Main reasons for my score are:

.- It is not clear the contribution form a research point of view: Even though authors explain a number of benchmark generators, it is not clear how the proposed method compares to GAIA, for example. It is said that they covered less axioms and the weakly-related requirement, but a validation based on the comparison of results from both algorithm would be helpful to measure to what extend the proposed method represents a step forward. In addition, the system could be also compared with "Perry, M. (2005). Tontogen: A synthetic data set generator for semantic web applications. AIS SIGSEMIS Bulletin, 2(2), 46." (and included to the related work).

.- It seems to be a mismatch between the title, motivation and actual contribution. While the paper is oriented to Device and RF devices the actual contribution is a generic RDF data generator, independently of the domain. I am aware of Definition 4 in section 3, but how does this root class from the ontology affects the application domain? I mean, one could use the algorithm selecting another root class form another domain an the result would be the same. It seems that this definition is forced by authors to link the work to the RF domain, or is the domain knowledge used somewhere in the system?

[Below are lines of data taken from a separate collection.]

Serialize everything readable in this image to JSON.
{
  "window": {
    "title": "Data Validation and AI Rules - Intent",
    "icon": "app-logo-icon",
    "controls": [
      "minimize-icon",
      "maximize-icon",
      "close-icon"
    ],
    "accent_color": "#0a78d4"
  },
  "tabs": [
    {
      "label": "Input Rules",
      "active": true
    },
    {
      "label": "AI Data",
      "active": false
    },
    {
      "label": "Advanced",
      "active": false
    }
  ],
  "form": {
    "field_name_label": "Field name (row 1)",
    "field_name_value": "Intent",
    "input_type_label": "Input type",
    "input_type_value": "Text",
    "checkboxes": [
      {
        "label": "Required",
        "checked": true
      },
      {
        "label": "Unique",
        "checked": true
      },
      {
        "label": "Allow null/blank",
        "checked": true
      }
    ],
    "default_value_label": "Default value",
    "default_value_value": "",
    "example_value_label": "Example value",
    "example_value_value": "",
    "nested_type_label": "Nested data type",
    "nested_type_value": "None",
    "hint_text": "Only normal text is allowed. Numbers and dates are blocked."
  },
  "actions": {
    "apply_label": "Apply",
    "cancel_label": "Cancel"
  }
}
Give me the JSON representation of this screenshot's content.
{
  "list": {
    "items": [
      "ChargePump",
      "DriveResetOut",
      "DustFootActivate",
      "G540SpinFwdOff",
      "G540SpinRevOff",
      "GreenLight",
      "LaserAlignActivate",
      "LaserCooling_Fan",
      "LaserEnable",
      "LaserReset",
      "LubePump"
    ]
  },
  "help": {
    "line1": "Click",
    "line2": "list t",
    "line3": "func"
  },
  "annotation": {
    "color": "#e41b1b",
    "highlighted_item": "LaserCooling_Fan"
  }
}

.- Evaluation: the system is (partially) evaluated against the requirements chosen by authors but not against existing systems which makes it difficult, as mentioned, to measure the contribution with respect to the state of the art. The fact that the requirements selection is not well motivated and could be a deliberative decision makes the evaluation less convincing. Finally, Requirement 4 mention "Scalability/extensibility". The extensibility is not proven in the paper. Actually, the evaluation is done with previous SSN version and it would be interesting to see how the process adapts to the new SSN version. How it would handle the new version and in particular the fact that the ssn:Device class does not exist in the new release?

.- The selection of the requirements are not explained at all. Why are these 4 requirements relevant in the dataset generation? Is there a study about this needs or are they chosen by authors?

.- Requirement 2 is unclear in the following point "generated RDF/OWL device descriptions": 1) If by this term author mean the data generated it would be just "RDF device description" which should be done following some ontology that contains the OWL axioms. 2) If authors mean the ontology used in the generation, then this requirement would be out of scope as it would be a requirement of the ontology, not the generation process or result. It seems that the case is more likely to be option "1".

.- Requirement 4: here it seems that 2 requirements are merged (implication in evaluation)

Other comments:

.- Section 4 does not provide much information.

.- In section 5.2.1: notations Dp,r(Ci) y Op,r(Ci): What does it mean that the D or O are related to a given Ci? Does it mean that Ci is the domain of D or O or that the given property appears in at least one axiom of Ci? Or another option? This is not clear to me.

.- How many tests are generated for the calculation of "Dataset passing rate"?

.- How are statistics in figure 5 generated? How many dataset of size 500, 1000 are generated? Is this a mean/median of N datasets?

Minor comments:

.- Page 8: SDR ontology has not been introduced before.

.- Section 5.3.1 from "For those that retrieval of ...." is not clear.

.- Some bibliographical references refer to websites instead of research contribution and might be better included as footnotes. At least: 6, 7, 15, 17, 18, 38, 42, 43, 44, 45, 47, 48, 50, 53 and 54.